Après plus d'un an et demi de fonctionnement du logiciel Louvois, de nombreuses difficultés existent notamment pour le personnel de l'armée de terre. Pour de nombreux militaires et leur famille, la situation est devenue insoutenable et incompréhensible.

Louvois restera dans l'histoire comme un grand ratage de la modernisation de l'État.

D'où le plan d'action annoncé par le ministre, le plan d'action dont la mise en oeuvre fait l'objet d'un suivi très précis par le cabinet du ministre et les état-major et directions concernées.

La mise en place de ce logiciel est un projet ancien. Son origine remonte à une décision ministérielle du 26 octobre 1996 qui indique que "le commissariat de l'armée de terre pilotera l'élaboration d'un logiciel de calcul de la solde commun aux trois armées et à la gendarmerie, avec extension ultérieure à la délégation générale pour l'armement...".

La mise au point de ce projet a nécessité des travaux importants en raison de la complexité de la réglementation et s'est faite parallèlement à la transformation des systèmes d'information ressources humaines (SIRH) des armées. Elle a dû prendre en compte la décision de mettre en place pour l'ensemble de l'Etat l'opérateur national de paie, que la défense doit rejoindre en 2017. Cet opérateur calculera les rémunérations à partir des informations transmises par les SIRH et pour l'ensemble du personnel civil et militaire du ministère par le SIRH unique SOURCE dont le pilotage est assuré par la direction des ressources humaines du ministère (DRH-MD).

Cette réforme a pour effet de rapprocher les fonctions "solde" et "ressources humaines" et donc de modifier l'organisation traditionnelle dans ce domaine. C'est ce qui explique en grande partie la décision prise de fermer les centres territoriaux d'administration et de comptabilité de l'armée de terre (CTAC).

Un plan de bascule des différentes armées dans LOUVOIS a été arrêté en septembre et novembre 2010. Après plusieurs mois de déroulement d'un processus qui comporte trois phases principales :

- Solde sur un échantillon représentatif ;

- solde en double sur la totalité de la population, pendant plusieurs mois ;

- et enfin répétition générale de bascule, la décision de bascule est prise.

Le service de santé a basculé pour la solde d'avril 2011. Des difficultés ont été constatées à ce moment-là, en particulier pour le paiement des gardes dans les hôpitaux. Le service de santé s'est appuyé sur la structure de suivi de la solde qu'il a mise en place pour corriger ces anomalies. Les équipes chargées de la mise au point du logiciel ont étudié ces anomalies et apporté des corrections au système d'information.

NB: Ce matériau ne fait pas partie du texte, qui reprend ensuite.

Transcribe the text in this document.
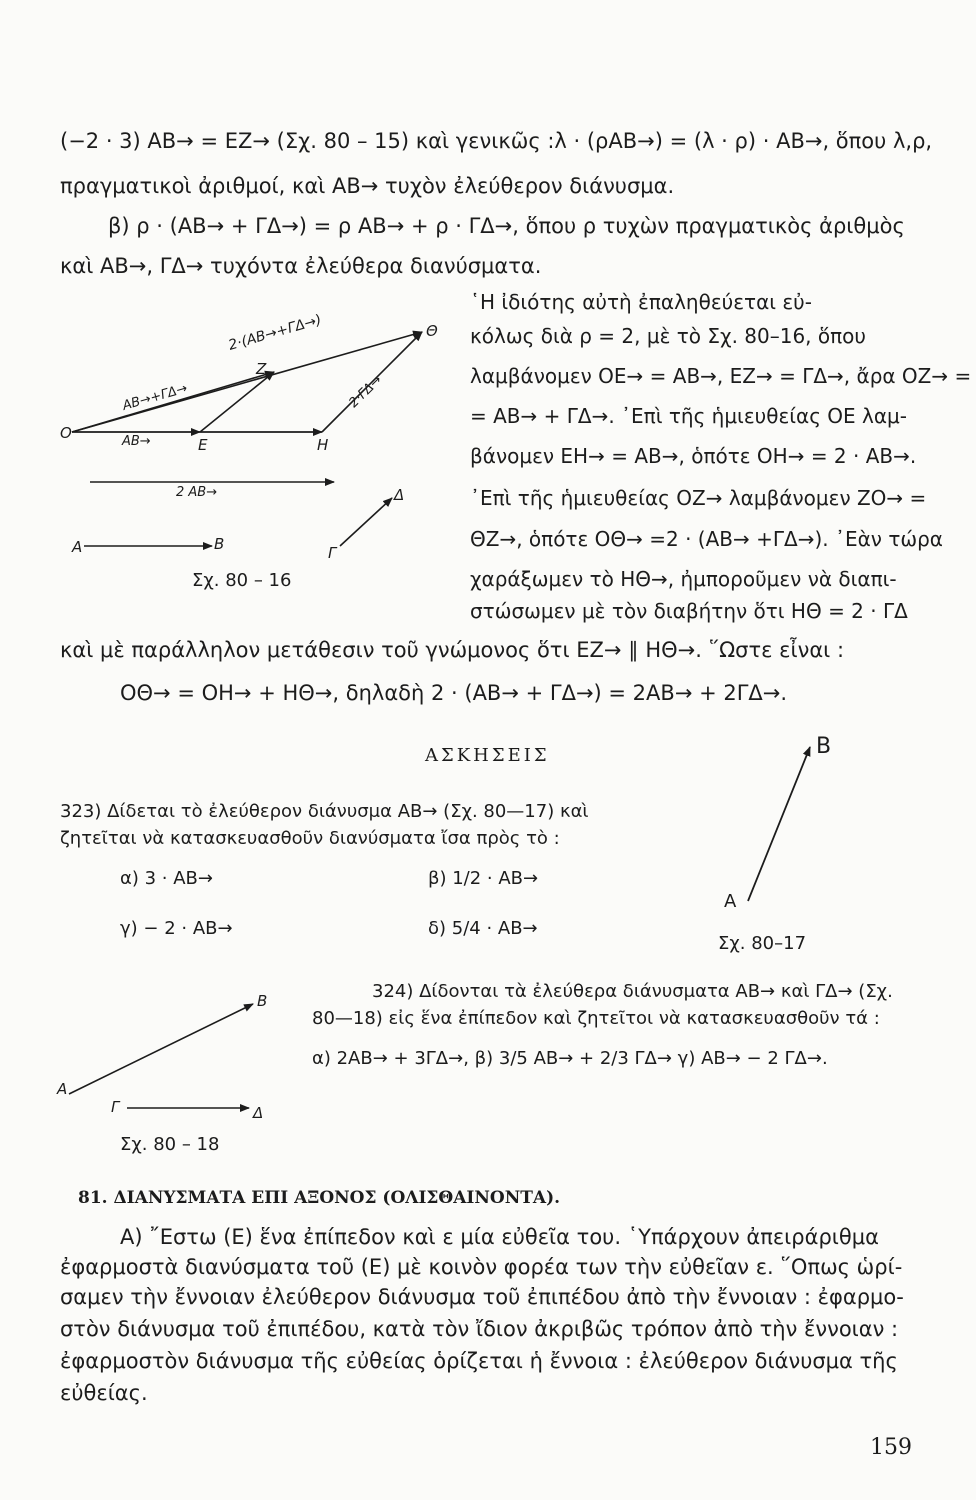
(−2 · 3) AB→ = EZ→ (Σχ. 80 – 15) καὶ γενικῶς :λ · (ρAB→) = (λ · ρ) · AB→, ὅπου λ,ρ,
πραγματικοὶ ἀριθμοί, καὶ AB→ τυχὸν ἐλεύθερον διάνυσμα.
β) ρ · (AB→ + ΓΔ→) = ρ AB→ + ρ · ΓΔ→, ὅπου ρ τυχὼν πραγματικὸς ἀριθμὸς
καὶ AB→, ΓΔ→ τυχόντα ἐλεύθερα διανύσματα.
῾Η ἰδιότης αὐτὴ ἐπαληθεύεται εὐ-
κόλως διὰ ρ = 2, μὲ τὸ Σχ. 80–16, ὅπου
λαμβάνομεν OE→ = AB→, EZ→ = ΓΔ→, ἄρα OZ→ =
= AB→ + ΓΔ→. ᾿Επὶ τῆς ἡμιευθείας OE λαμ-
βάνομεν EH→ = AB→, ὁπότε OH→ = 2 · AB→.
᾿Επὶ τῆς ἡμιευθείας OZ→ λαμβάνομεν ZO→ =
ΘZ→, ὁπότε OΘ→ =2 · (AB→ +ΓΔ→). ᾿Εὰν τώρα
χαράξωμεν τὸ HΘ→, ἠμποροῦμεν νὰ διαπι-
στώσωμεν μὲ τὸν διαβήτην ὅτι HΘ = 2 · ΓΔ
O
E	H
Z
Θ
A	B	Γ
Δ
2·(AB→+ΓΔ→)
AB→+ΓΔ→
AB→
2·ΓΔ→
2 AB→
Σχ. 80 – 16
καὶ μὲ παράλληλον μετάθεσιν τοῦ γνώμονος ὅτι EZ→ ∥ HΘ→. ῞Ωστε εἶναι :
OΘ→ = OH→ + HΘ→, δηλαδὴ 2 · (AB→ + ΓΔ→) = 2AB→ + 2ΓΔ→.
ΑΣΚΗΣΕΙΣ
323) Δίδεται τὸ ἐλεύθερον διάνυσμα AB→ (Σχ. 80—17) καὶ
ζητεῖται νὰ κατασκευασθοῦν διανύσματα ἴσα πρὸς τὸ :
α) 3 · AB→	β) 1/2 · AB→
γ) − 2 · AB→	δ) 5/4 · AB→
A
B
Σχ. 80–17
324) Δίδονται τὰ ἐλεύθερα διάνυσματα AB→ καὶ ΓΔ→ (Σχ.
80—18) εἰς ἕνα ἐπίπεδον καὶ ζητεῖτοι νὰ κατασκευασθοῦν τά :
α) 2AB→ + 3ΓΔ→, β) 3/5 AB→ + 2/3 ΓΔ→ γ) AB→ − 2 ΓΔ→.
A
B
Γ	Δ
Σχ. 80 – 18
81. ΔΙΑΝΥΣΜΑΤΑ ΕΠΙ ΑΞΟΝΟΣ (ΟΛΙΣΘΑΙΝΟΝΤΑ).
Α) ῎Εστω (Ε) ἕνα ἐπίπεδον καὶ ε μία εὐθεῖα του. ῾Υπάρχουν ἀπειράριθμα
ἐφαρμοστὰ διανύσματα τοῦ (Ε) μὲ κοινὸν φορέα των τὴν εὐθεῖαν ε. ῞Οπως ὡρί-
σαμεν τὴν ἔννοιαν ἐλεύθερον διάνυσμα τοῦ ἐπιπέδου ἀπὸ τὴν ἔννοιαν : ἐφαρμο-
στὸν διάνυσμα τοῦ ἐπιπέδου, κατὰ τὸν ἴδιον ἀκριβῶς τρόπον ἀπὸ τὴν ἔννοιαν :
ἐφαρμοστὸν διάνυσμα τῆς εὐθείας ὁρίζεται ἡ ἔννοια : ἐλεύθερον διάνυσμα τῆς
εὐθείας.
159
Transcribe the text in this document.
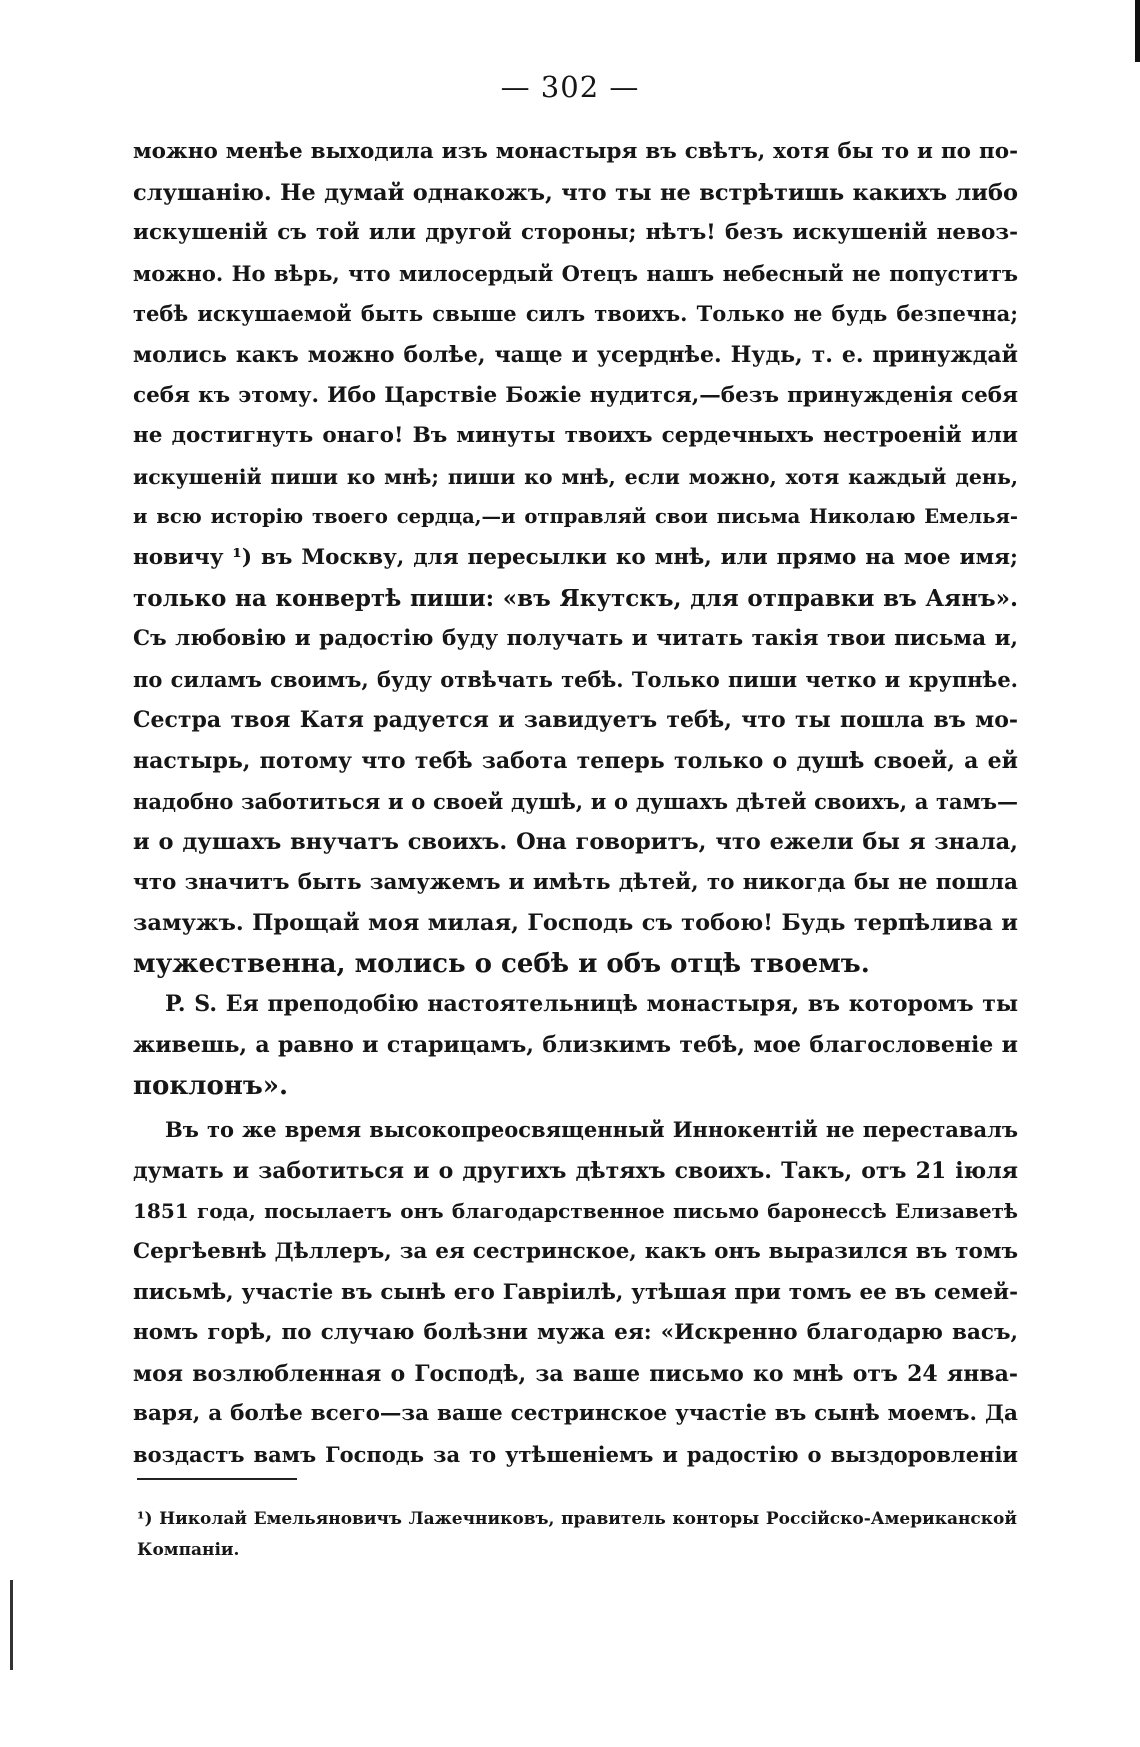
— 302 —
можно менѣе выходила изъ монастыря въ свѣтъ, хотя бы то и по по-
слушанію. Не думай однакожъ, что ты не встрѣтишь какихъ либо
искушеній съ той или другой стороны; нѣтъ! безъ искушеній невоз-
можно. Но вѣрь, что милосердый Отецъ нашъ небесный не попуститъ
тебѣ искушаемой быть свыше силъ твоихъ. Только не будь безпечна;
молись какъ можно болѣе, чаще и усерднѣе. Нудь, т. е. принуждай
себя къ этому. Ибо Царствіе Божіе нудится,—безъ принужденія себя
не достигнуть онаго! Въ минуты твоихъ сердечныхъ нестроеній или
искушеній пиши ко мнѣ; пиши ко мнѣ, если можно, хотя каждый день,
и всю исторію твоего сердца,—и отправляй свои письма Николаю Емелья-
новичу ¹) въ Москву, для пересылки ко мнѣ, или прямо на мое имя;
только на конвертѣ пиши: «въ Якутскъ, для отправки въ Аянъ».
Съ любовію и радостію буду получать и читать такія твои письма и,
по силамъ своимъ, буду отвѣчать тебѣ. Только пиши четко и крупнѣе.
Сестра твоя Катя радуется и завидуетъ тебѣ, что ты пошла въ мо-
настырь, потому что тебѣ забота теперь только о душѣ своей, а ей
надобно заботиться и о своей душѣ, и о душахъ дѣтей своихъ, а тамъ—
и о душахъ внучатъ своихъ. Она говоритъ, что ежели бы я знала,
что значитъ быть замужемъ и имѣть дѣтей, то никогда бы не пошла
замужъ. Прощай моя милая, Господь съ тобою! Будь терпѣлива и
мужественна, молись о себѣ и объ отцѣ твоемъ.
P. S. Ея преподобію настоятельницѣ монастыря, въ которомъ ты
живешь, а равно и старицамъ, близкимъ тебѣ, мое благословеніе и
поклонъ».
Въ то же время высокопреосвященный Иннокентій не переставалъ
думать и заботиться и о другихъ дѣтяхъ своихъ. Такъ, отъ 21 іюля
1851 года, посылаетъ онъ благодарственное письмо баронессѣ Елизаветѣ
Сергѣевнѣ Дѣллеръ, за ея сестринское, какъ онъ выразился въ томъ
письмѣ, участіе въ сынѣ его Гавріилѣ, утѣшая при томъ ее въ семей-
номъ горѣ, по случаю болѣзни мужа ея: «Искренно благодарю васъ,
моя возлюбленная о Господѣ, за ваше письмо ко мнѣ отъ 24 янва-
варя, а болѣе всего—за ваше сестринское участіе въ сынѣ моемъ. Да
воздастъ вамъ Господь за то утѣшеніемъ и радостію о выздоровленіи
¹) Николай Емельяновичъ Лажечниковъ, правитель конторы Россійско-Американской
Компаніи.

La marine a utilisé LOUVOIS à partir de la solde de mai 2012, après avoir franchi les étapes évoquées précédemment et mis en place la structure de suivi adaptée pour vérifier les soldes et corriger les anomalies.

La solde d'octobre 2011 des militaires de l'armée de terre a été la première solde sur LOUVOIS après 9 mois de solde double (de janvier à septembre 2011) et deux répétitions générales en juin et septembre 2011.

Tant que l'armée de terre n'était pas prise en compte dans LOUVOIS, les CTAC ont été maintenus en activités et les dissolutions de ces organismes se sont déroulées à l'été 2011 et à l'été 2012 afin de conserver au sein de l'armée de terre des compétences nécessaires pour traiter les soldes, puis pour armer le centre expert mis en place à Nancy.

Des difficultés sont apparues à différentes périodes depuis octobre 2011, et très nettement à partir de septembre 2012.

Ces difficultés ont pour partie un caractère technique qui affecte par exemple le calcul des indemnités liées à la présence du militaire outre-mer, la prise en compte d'évènements intervenant en cours de mois, ou encore le calcul de masse d'un grand nombre d'évènements passés comme les indemnités de service en campagne (ISC) qui sont versées deux fois par an et nécessitent de nombreuses opérations compte tenu du volume de dossiers à traiter (environ 60 000 dossiers à traiter en mai et novembre de chaque année).

Il y a également depuis juillet des difficultés de reprise des avances de solde.

Ces difficultés peuvent aussi résulter de l'organisation de soutien de la chaîne RH et solde.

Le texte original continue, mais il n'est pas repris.